As that implies, Eliot resides in Brann’s pantheon of fiction writers. She calls novels “world-extensions of the imagination.” Along with Middlemarch (one wishes she would write of its non-identical twin, Daniel Deronda) she ranks War and Peace and Jane Austen’s Persuasion. She writes of novels (not novelists) in an endearingly fond and personal manner, as though they were friends. What she likes about War and Peace is “fat, dissolute Kutuzov and his wise passivity, his confident fatalism . . . . Still, I wouldn’t particularly want to have dinner with the old slob. I’m for stringy Anglo-Saxons, meaning Lincoln, also a faithful fatalist, but in more shapely format. That’s because I’m an American, or better, an almost-American—by choice rather than birth.—No, that’s not quite right: first by fateful accident, then by steadily growing inclination.”

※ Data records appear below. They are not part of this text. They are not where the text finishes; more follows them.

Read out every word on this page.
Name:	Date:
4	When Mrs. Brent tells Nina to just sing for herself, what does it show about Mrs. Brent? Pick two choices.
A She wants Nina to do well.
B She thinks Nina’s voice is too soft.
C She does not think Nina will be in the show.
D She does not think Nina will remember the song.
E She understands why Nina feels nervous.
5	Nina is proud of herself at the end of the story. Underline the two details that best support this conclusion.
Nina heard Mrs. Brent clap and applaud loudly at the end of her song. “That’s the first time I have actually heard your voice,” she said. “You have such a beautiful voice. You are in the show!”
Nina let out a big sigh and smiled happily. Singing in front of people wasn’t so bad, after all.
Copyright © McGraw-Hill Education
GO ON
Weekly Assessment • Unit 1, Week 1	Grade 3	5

Finally, Brann confirms something I observed long ago: Conservatives have an almost absolute monopoly on humor. She writes, sounding something like Michael Oakeshott:

“Why are comic writers often conservatives, viz. Aristophanes? Because they see the world as blessedly resistant to managerial reason, and individuals as intractably recalcitrant to being rectifyingly shifted out of their own type. But stubborn coincidence with one’s own paradigm [we’ll forgive her use of that ugly word], indefeasible adherence to one’s template, is itself funny and becomes really comic when it exactly figures the human mean. So, moreover, conservatives tend to grateful reverence for the way things are, and the human mean is the way things mostly are. And since they think that the world is not rational, they know it’s sometimes tragic (tragedy being what reason can’t fix), and so they like to laugh, and, if they have the genius, to make others laugh.”